Monday, June 22, 2020

6/22/00 - Thursday, Irving Plaza, New York, NY

https://archive.org/details/db2000-06-22.akg391.1644


source: archive.org

Easily the strangest show of the year is this very short performance for the Jammy Awards in New York. The short setlist consists of four songs, all covers, all new to the repertoire. The show opens with Franz Schubert’s Opus 90, a lengthy and intricate classical composition. Les Claypool comes up after Opus 90 and the band runs through a cover of Riddles Are Abound Tonight by Claypool’s band Sausage (which, as far as I can tell, is just another name for the original lineup of Primus). There are a few minutes of amorphous inchoate Biscuits-esque improv in the final minutes, but otherwise this is a pretty straight run-through. After Riddles, the band launches into a rendition of Pink Floyd’s Have a Cigar. Magner does a respectable job on vox, and after the song the band launches into a tense outro jam. A mellow trance jam with Claypool vocal teases builds to a chaotic frenzy. Moments of brilliance shine through the chaos. Barber’s playing immediately prior to the segue is particularly inspired. The jam segues into Tomorrow Never Knows by the Beatles. The jamming is particularly aimless until shortly after the Reba teases, when it breaks down into a symphonic groove as Claypool sings the closing verses of Tomorrow Never Knows. The song closes with some ambient and psychedelic noise jamming. Included as a bonus on this version is the announcement of the 1999 Jam of the Year award, which goes to… The Disco Biscuits, for their Akira Jam.

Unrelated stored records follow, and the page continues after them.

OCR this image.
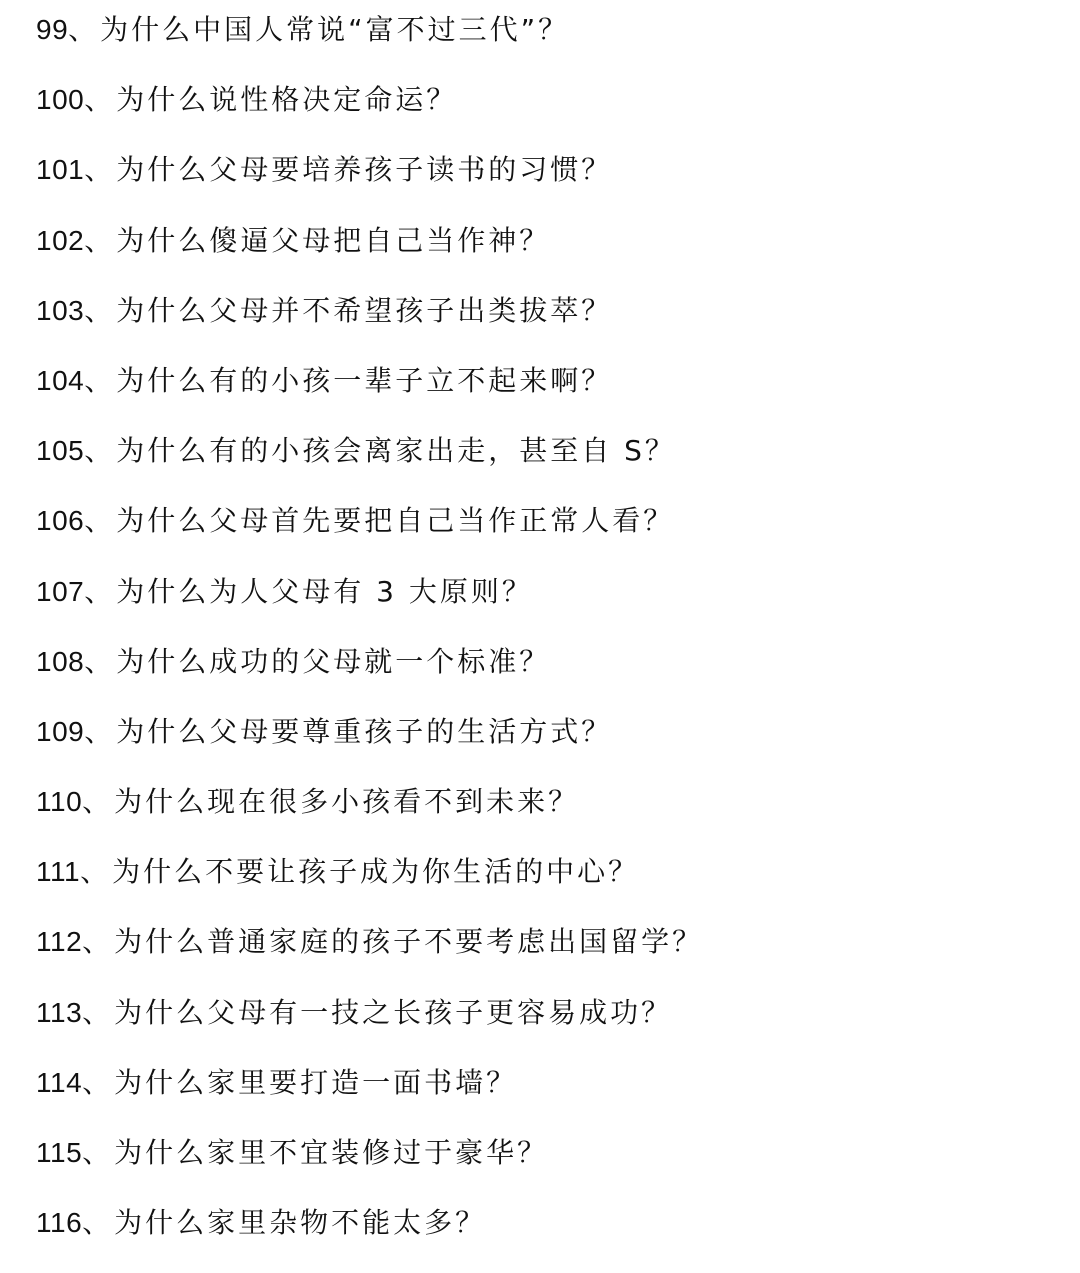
99、为什么中国人常说“富不过三代”？
100、为什么说性格决定命运？
101、为什么父母要培养孩子读书的习惯？
102、为什么傻逼父母把自己当作神？
103、为什么父母并不希望孩子出类拔萃？
104、为什么有的小孩一辈子立不起来啊？
105、为什么有的小孩会离家出走，甚至自 S？
106、为什么父母首先要把自己当作正常人看？
107、为什么为人父母有 3 大原则？
108、为什么成功的父母就一个标准？
109、为什么父母要尊重孩子的生活方式？
110、为什么现在很多小孩看不到未来？
111、为什么不要让孩子成为你生活的中心？
112、为什么普通家庭的孩子不要考虑出国留学？
113、为什么父母有一技之长孩子更容易成功？
114、为什么家里要打造一面书墙？
115、为什么家里不宜装修过于豪华？
116、为什么家里杂物不能太多？
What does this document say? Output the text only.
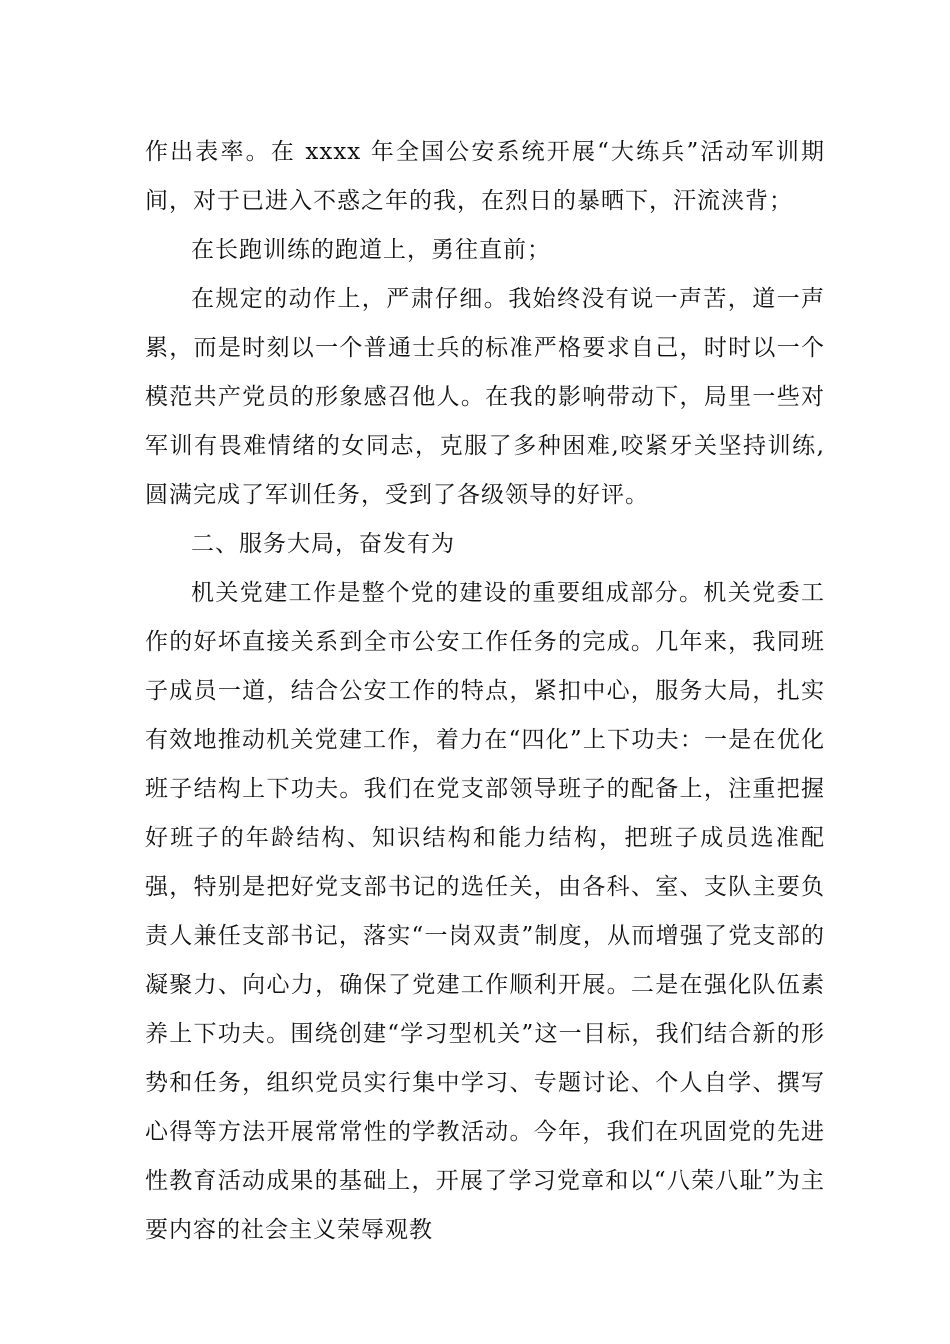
作出表率。在 xxxx 年全国公安系统开展“大练兵”活动军训期间，对于已进入不惑之年的我，在烈日的暴晒下，汗流浃背；

在长跑训练的跑道上，勇往直前；

在规定的动作上，严肃仔细。我始终没有说一声苦，道一声累，而是时刻以一个普通士兵的标准严格要求自己，时时以一个模范共产党员的形象感召他人。在我的影响带动下，局里一些对军训有畏难情绪的女同志，克服了多种困难,咬紧牙关坚持训练,圆满完成了军训任务，受到了各级领导的好评。

二、服务大局，奋发有为

机关党建工作是整个党的建设的重要组成部分。机关党委工作的好坏直接关系到全市公安工作任务的完成。几年来，我同班子成员一道，结合公安工作的特点，紧扣中心，服务大局，扎实有效地推动机关党建工作，着力在“四化”上下功夫：一是在优化班子结构上下功夫。我们在党支部领导班子的配备上，注重把握好班子的年龄结构、知识结构和能力结构，把班子成员选准配强，特别是把好党支部书记的选任关，由各科、室、支队主要负责人兼任支部书记，落实“一岗双责”制度，从而增强了党支部的凝聚力、向心力，确保了党建工作顺利开展。二是在强化队伍素养上下功夫。围绕创建“学习型机关”这一目标，我们结合新的形势和任务，组织党员实行集中学习、专题讨论、个人自学、撰写心得等方法开展常常性的学教活动。今年，我们在巩固党的先进性教育活动成果的基础上，开展了学习党章和以“八荣八耻”为主要内容的社会主义荣辱观教
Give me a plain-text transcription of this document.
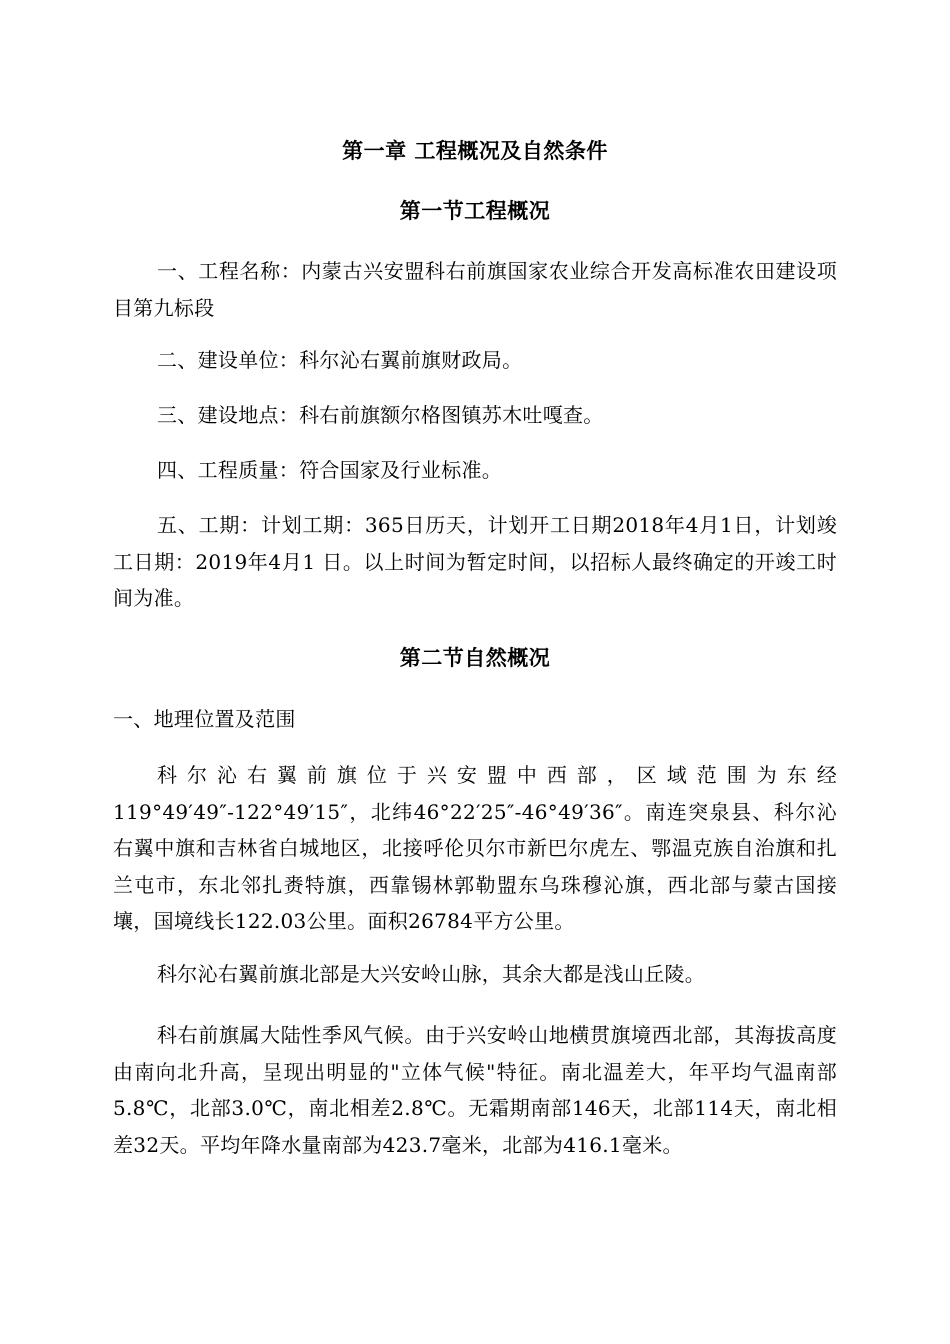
第一章 工程概况及自然条件
第一节工程概况
一、工程名称：内蒙古兴安盟科右前旗国家农业综合开发高标准农田建设项目第九标段
二、建设单位：科尔沁右翼前旗财政局。
三、建设地点：科右前旗额尔格图镇苏木吐嘎查。
四、工程质量：符合国家及行业标准。
五、工期：计划工期：365日历天，计划开工日期2018年4月1日，计划竣工日期：2019年4月1 日。以上时间为暂定时间，以招标人最终确定的开竣工时间为准。
第二节自然概况
一、地理位置及范围
科尔沁右翼前旗位于兴安盟中西部，区域范围为东经119°49′49″-122°49′15″，北纬46°22′25″-46°49′36″。南连突泉县、科尔沁右翼中旗和吉林省白城地区，北接呼伦贝尔市新巴尔虎左、鄂温克族自治旗和扎兰屯市，东北邻扎赉特旗，西靠锡林郭勒盟东乌珠穆沁旗，西北部与蒙古国接壤，国境线长122.03公里。面积26784平方公里。
科尔沁右翼前旗北部是大兴安岭山脉，其余大都是浅山丘陵。
科右前旗属大陆性季风气候。由于兴安岭山地横贯旗境西北部，其海拔高度由南向北升高，呈现出明显的"立体气候"特征。南北温差大，年平均气温南部5.8℃，北部3.0℃，南北相差2.8℃。无霜期南部146天，北部114天，南北相差32天。平均年降水量南部为423.7毫米，北部为416.1毫米。
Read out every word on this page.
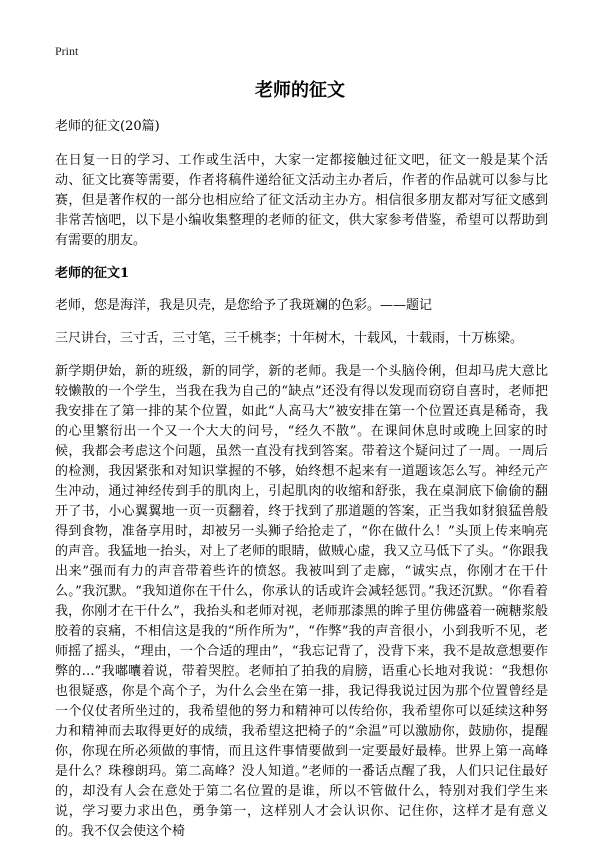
Print
老师的征文

老师的征文(20篇)

在日复一日的学习、工作或生活中，大家一定都接触过征文吧，征文一般是某个活动、征文比赛等需要，作者将稿件递给征文活动主办者后，作者的作品就可以参与比赛，但是著作权的一部分也相应给了征文活动主办方。相信很多朋友都对写征文感到非常苦恼吧，以下是小编收集整理的老师的征文，供大家参考借鉴，希望可以帮助到有需要的朋友。

老师的征文1

老师，您是海洋，我是贝壳，是您给予了我斑斓的色彩。——题记

三尺讲台，三寸舌，三寸笔，三千桃李；十年树木，十载风，十载雨，十万栋梁。

新学期伊始，新的班级，新的同学，新的老师。我是一个头脑伶俐，但却马虎大意比较懒散的一个学生，当我在我为自己的“缺点”还没有得以发现而窃窃自喜时，老师把我安排在了第一排的某个位置，如此“人高马大”被安排在第一个位置还真是稀奇，我的心里繁衍出一个又一个大大的问号，“经久不散”。在课间休息时或晚上回家的时候，我都会考虑这个问题，虽然一直没有找到答案。带着这个疑问过了一周。一周后的检测，我因紧张和对知识掌握的不够，始终想不起来有一道题该怎么写。神经元产生冲动，通过神经传到手的肌肉上，引起肌肉的收缩和舒张，我在桌洞底下偷偷的翻开了书，小心翼翼地一页一页翻着，终于找到了那道题的答案，正当我如豺狼猛兽般得到食物，准备享用时，却被另一头狮子给抢走了，“你在做什么！”头顶上传来响亮的声音。我猛地一抬头，对上了老师的眼睛，做贼心虚，我又立马低下了头。“你跟我出来”强而有力的声音带着些许的愤怒。我被叫到了走廊，“诚实点，你刚才在干什么。”我沉默。“我知道你在干什么，你承认的话或许会减轻惩罚。”我还沉默。“你看着我，你刚才在干什么”，我抬头和老师对视，老师那漆黑的眸子里仿佛盛着一碗糖浆般胶着的哀痛，不相信这是我的“所作所为”，“作弊”我的声音很小，小到我听不见，老师摇了摇头，“理由，一个合适的理由”，“我忘记背了，没背下来，我不是故意想要作弊的…”我嘟囔着说，带着哭腔。老师拍了拍我的肩膀，语重心长地对我说：“我想你也很疑惑，你是个高个子，为什么会坐在第一排，我记得我说过因为那个位置曾经是一个仪仗者所坐过的，我希望他的努力和精神可以传给你，我希望你可以延续这种努力和精神而去取得更好的成绩，我希望这把椅子的“余温”可以激励你，鼓励你，提醒你，你现在所必须做的事情，而且这件事情要做到一定要最好最棒。世界上第一高峰是什么？珠穆朗玛。第二高峰？没人知道。”老师的一番话点醒了我，人们只记住最好的，却没有人会在意处于第二名位置的是谁，所以不管做什么，特别对我们学生来说，学习要力求出色，勇争第一，这样别人才会认识你、记住你，这样才是有意义的。我不仅会使这个椅
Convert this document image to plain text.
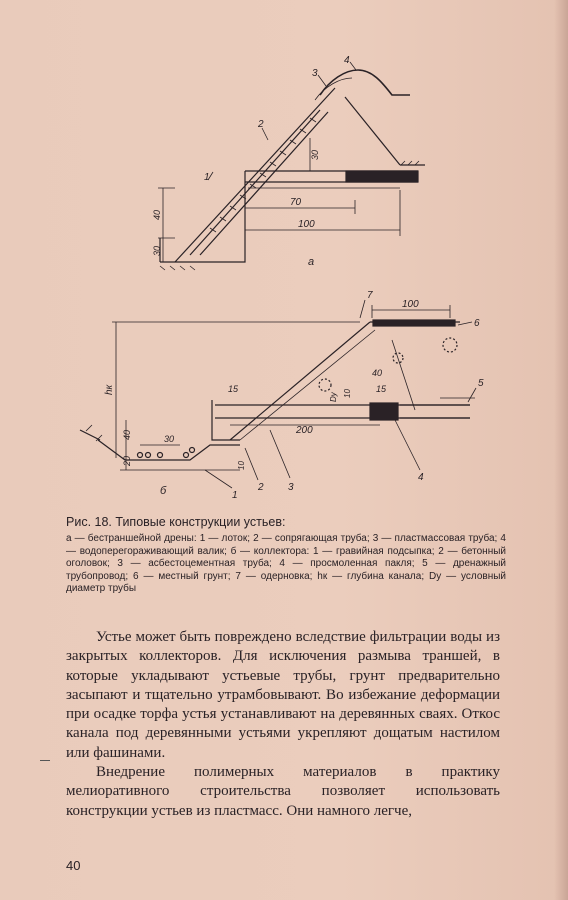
1
2
3
4
70
100
30
40
30
а
7
100
6
hк	15
40
15
10
Dу
5
200
40	30
20	10
4
3
2
1
б
Рис. 18. Типовые конструкции устьев:
а — бестраншейной дрены: 1 — лоток; 2 — сопрягающая труба; 3 — пластмассовая труба; 4 — водоперегораживающий валик; б — коллектора: 1 — гравийная подсыпка; 2 — бетонный оголовок; 3 — асбестоцементная труба; 4 — просмоленная пакля; 5 — дренажный трубопровод; 6 — местный грунт; 7 — одерновка; hк — глубина канала; Dу — условный диаметр трубы

Устье может быть повреждено вследствие фильтрации воды из закрытых коллекторов. Для исключения размыва траншей, в которые укладывают устьевые трубы, грунт предварительно засыпают и тщательно утрамбовывают. Во избежание деформации при осадке торфа устья устанавливают на деревянных сваях. Откос канала под деревянными устьями укрепляют дощатым настилом или фашинами.

Внедрение полимерных материалов в практику мелиоративного строительства позволяет использовать конструкции устьев из пластмасс. Они намного легче,

40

A bizarre show and probably the most optional of the year. It’s worth hearing for the notability factor, and the Tomorrow Never Knows is nice and weird with some cool moments of brilliance.


Stray Observations:
Of the four covers debuted at this show, only Schubert’s Opus 90 was not played again. Riddles was played at both Crisman shows, 6/27 and 7/12, before being shelved permanently. Tomorrow Never Knows was shelved until Langerado 08, and was played once after that. Have A Cigar was played the most out of the four. It was shelved until 06 when it began appearing a few times a year, often with guest sit-ins, and was most recently performed on 2/7/09 with Warren Haynes.

This is perhaps the only show the band has ever played (excluding the first show ever) in which every song is a debut (cover or otherwise).

Barber says the Opus 90 is a song that he had wanted to play for a long time.

The Have a Cigar outro features Hello Skinny and The Wondrous Boatride vocal teases. Hello Skinny was a song by the Residents, but was also featured as a bonus track on Primus's Frizzle Fry, and the Wondrous Boatride was from the Willy Wonka and the Chocolate Factory film, an obsession of Claypool’s.

Tomorrow Never Knows features vocal teases of Reba (Phish) and Stairway to Heaven (Led Zeppelin).